This question is most likely related to calculus/algebra and tricks regarding supremums rather than actual understanding of large deviations and the Legendre transform, but anyway. For a random variable $X_1$, we define a convex function
$$ H(\alpha) = \log M(\alpha), $$
where $M(\alpha) = E^{\alpha X_1}$ is the moment generating function for $X_1$. Let $L$ be the Legendre transform of $H(\alpha)$, i.e.
$$ L(\beta) = \sup_{\alpha} [\alpha \beta - H(\alpha)]. $$
As an example of $H(\alpha)$ and $L(\beta)$, suppose that $X_1$ is Bernoulli with $P(X_1 = 0) = 1 - p, P(X_1 = 1) = p$ for $p \in (0, 1)$. Then $H(\alpha) = \log((1 - p) + pe^{\alpha})$ and
$$ L(\beta) = \begin{cases} \beta \log(\frac{\beta}{p}) + (1 - \beta) \log(\frac{1 - \beta}{1 - p}) & \beta \in [0, 1] \\ \infty & \beta \notin [0, 1] \end{cases}. $$
My question is: while I understand how we got $H(\alpha)$ quite easily, I cannot figure out at all how we arrived at $L(\beta)$.

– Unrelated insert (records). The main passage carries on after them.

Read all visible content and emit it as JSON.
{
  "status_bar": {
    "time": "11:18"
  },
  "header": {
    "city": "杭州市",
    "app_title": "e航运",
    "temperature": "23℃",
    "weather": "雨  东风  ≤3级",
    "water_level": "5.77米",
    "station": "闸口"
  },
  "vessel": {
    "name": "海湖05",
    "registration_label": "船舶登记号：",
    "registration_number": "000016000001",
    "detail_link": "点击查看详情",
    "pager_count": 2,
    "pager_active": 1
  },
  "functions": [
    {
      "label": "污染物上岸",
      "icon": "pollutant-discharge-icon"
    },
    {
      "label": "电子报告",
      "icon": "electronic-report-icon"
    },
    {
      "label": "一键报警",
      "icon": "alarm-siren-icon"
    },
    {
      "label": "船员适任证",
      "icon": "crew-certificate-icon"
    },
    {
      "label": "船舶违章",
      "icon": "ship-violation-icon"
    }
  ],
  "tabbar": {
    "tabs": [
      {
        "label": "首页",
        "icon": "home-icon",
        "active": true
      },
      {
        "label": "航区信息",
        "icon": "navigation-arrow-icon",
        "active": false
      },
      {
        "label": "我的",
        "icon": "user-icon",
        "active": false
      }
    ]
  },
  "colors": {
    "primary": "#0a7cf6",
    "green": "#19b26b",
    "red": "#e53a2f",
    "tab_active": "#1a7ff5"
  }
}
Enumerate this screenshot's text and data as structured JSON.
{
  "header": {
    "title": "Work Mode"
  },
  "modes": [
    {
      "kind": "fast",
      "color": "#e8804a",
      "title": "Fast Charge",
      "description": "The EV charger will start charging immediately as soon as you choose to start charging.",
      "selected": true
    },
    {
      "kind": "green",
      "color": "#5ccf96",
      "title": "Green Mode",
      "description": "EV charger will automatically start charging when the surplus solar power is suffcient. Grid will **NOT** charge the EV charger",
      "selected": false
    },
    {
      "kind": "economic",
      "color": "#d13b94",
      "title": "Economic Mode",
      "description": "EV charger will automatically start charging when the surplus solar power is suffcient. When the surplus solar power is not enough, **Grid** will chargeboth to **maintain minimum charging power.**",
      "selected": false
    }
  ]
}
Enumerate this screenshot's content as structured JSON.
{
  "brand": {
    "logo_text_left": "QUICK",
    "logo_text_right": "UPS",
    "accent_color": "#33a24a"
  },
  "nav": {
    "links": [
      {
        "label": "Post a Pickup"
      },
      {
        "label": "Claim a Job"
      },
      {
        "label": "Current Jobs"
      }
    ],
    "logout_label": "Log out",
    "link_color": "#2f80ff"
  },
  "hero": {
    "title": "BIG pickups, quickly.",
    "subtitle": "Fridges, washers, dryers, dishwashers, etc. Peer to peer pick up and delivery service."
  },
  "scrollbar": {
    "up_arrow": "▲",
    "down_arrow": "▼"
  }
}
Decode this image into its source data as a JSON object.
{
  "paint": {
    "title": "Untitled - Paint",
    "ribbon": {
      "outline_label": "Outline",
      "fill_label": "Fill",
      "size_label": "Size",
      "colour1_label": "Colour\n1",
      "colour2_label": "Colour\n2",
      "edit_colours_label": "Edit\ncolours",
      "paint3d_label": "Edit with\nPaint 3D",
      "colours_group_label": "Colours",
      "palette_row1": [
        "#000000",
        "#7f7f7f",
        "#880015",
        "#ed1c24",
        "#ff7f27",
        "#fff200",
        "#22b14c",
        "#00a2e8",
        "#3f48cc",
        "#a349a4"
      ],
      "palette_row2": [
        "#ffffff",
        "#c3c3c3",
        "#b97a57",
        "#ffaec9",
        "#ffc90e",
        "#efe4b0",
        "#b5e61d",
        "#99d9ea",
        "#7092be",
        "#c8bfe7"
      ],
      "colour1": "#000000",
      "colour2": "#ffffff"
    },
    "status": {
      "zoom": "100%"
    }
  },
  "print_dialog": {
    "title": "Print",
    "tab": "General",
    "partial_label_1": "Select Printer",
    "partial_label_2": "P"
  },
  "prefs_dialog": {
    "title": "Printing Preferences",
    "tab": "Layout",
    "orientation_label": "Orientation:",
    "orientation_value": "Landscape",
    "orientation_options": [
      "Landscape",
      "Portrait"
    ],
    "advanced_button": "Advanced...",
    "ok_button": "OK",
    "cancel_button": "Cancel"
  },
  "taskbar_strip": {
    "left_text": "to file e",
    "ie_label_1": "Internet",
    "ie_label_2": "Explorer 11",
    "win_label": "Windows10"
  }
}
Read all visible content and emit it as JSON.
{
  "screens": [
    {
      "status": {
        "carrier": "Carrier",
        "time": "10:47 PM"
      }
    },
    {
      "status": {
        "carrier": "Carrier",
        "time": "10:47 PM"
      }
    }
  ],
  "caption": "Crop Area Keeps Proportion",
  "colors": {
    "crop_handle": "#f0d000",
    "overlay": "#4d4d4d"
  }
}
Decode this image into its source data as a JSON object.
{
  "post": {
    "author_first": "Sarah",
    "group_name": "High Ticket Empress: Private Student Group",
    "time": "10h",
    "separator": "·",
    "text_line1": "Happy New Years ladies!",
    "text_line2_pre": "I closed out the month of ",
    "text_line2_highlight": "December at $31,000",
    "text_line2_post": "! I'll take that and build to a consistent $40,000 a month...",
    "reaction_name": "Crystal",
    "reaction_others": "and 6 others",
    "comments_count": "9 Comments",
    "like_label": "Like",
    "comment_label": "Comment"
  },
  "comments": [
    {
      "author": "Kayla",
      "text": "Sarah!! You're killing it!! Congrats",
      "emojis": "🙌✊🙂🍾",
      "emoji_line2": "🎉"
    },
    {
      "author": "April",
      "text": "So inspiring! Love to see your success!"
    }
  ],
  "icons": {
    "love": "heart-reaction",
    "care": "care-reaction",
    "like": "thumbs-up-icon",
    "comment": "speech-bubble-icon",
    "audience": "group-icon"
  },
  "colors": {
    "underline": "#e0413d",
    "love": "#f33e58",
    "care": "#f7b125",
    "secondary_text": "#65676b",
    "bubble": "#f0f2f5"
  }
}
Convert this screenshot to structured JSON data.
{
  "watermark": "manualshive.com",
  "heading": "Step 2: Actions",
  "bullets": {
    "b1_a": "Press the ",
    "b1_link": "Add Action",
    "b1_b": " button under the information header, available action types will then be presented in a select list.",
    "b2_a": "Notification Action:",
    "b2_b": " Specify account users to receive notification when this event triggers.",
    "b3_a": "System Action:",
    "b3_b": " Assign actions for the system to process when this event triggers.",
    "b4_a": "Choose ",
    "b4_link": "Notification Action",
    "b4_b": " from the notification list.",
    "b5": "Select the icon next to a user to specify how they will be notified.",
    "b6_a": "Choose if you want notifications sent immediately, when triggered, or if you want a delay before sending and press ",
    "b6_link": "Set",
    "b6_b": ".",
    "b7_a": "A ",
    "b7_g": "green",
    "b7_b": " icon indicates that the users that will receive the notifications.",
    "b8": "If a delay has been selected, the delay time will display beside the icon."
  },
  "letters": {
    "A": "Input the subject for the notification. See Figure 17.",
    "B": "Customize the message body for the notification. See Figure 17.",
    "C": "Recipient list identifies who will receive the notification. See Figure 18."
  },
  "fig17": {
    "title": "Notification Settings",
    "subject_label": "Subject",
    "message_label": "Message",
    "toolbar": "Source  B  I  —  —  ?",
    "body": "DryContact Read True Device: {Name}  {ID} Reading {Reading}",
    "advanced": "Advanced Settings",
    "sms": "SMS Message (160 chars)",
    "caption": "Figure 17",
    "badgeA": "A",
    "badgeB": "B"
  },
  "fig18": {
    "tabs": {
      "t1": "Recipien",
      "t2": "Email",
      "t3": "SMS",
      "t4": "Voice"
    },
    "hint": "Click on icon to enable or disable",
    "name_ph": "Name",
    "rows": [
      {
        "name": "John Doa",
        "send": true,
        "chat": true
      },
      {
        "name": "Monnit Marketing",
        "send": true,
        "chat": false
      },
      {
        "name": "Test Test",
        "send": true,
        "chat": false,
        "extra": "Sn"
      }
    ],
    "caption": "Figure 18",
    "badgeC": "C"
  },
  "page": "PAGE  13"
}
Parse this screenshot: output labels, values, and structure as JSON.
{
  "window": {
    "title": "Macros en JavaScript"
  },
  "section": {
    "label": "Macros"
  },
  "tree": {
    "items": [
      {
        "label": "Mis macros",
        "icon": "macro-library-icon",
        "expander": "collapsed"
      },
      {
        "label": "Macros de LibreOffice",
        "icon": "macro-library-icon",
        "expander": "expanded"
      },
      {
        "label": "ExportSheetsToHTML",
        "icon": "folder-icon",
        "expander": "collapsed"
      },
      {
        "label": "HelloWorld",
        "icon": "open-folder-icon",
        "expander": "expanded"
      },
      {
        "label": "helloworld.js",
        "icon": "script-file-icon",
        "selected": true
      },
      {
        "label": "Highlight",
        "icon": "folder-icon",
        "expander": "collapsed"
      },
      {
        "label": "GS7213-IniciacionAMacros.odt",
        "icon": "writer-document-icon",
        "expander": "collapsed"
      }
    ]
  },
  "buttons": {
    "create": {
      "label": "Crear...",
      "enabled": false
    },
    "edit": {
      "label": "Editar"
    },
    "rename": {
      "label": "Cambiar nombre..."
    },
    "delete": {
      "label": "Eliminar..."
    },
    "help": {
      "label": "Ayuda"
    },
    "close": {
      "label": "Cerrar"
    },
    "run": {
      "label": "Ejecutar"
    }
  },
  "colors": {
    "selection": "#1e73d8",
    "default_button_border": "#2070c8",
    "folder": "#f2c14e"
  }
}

Note that the function $\alpha\mapsto\alpha\beta-H(\alpha)$ is maximal when the derivative $\beta-H'(\alpha)$ is zero. This allows to deduce an expression of the optimal $\alpha$, say $\alpha_\beta$, in terms of $\beta$ and to compute $L(\beta)$ as $L(\beta)=\alpha_\beta\beta-H(\alpha_\beta)$. If that derivative is never $0$, one considers the limit as $\alpha\to\pm\infty$.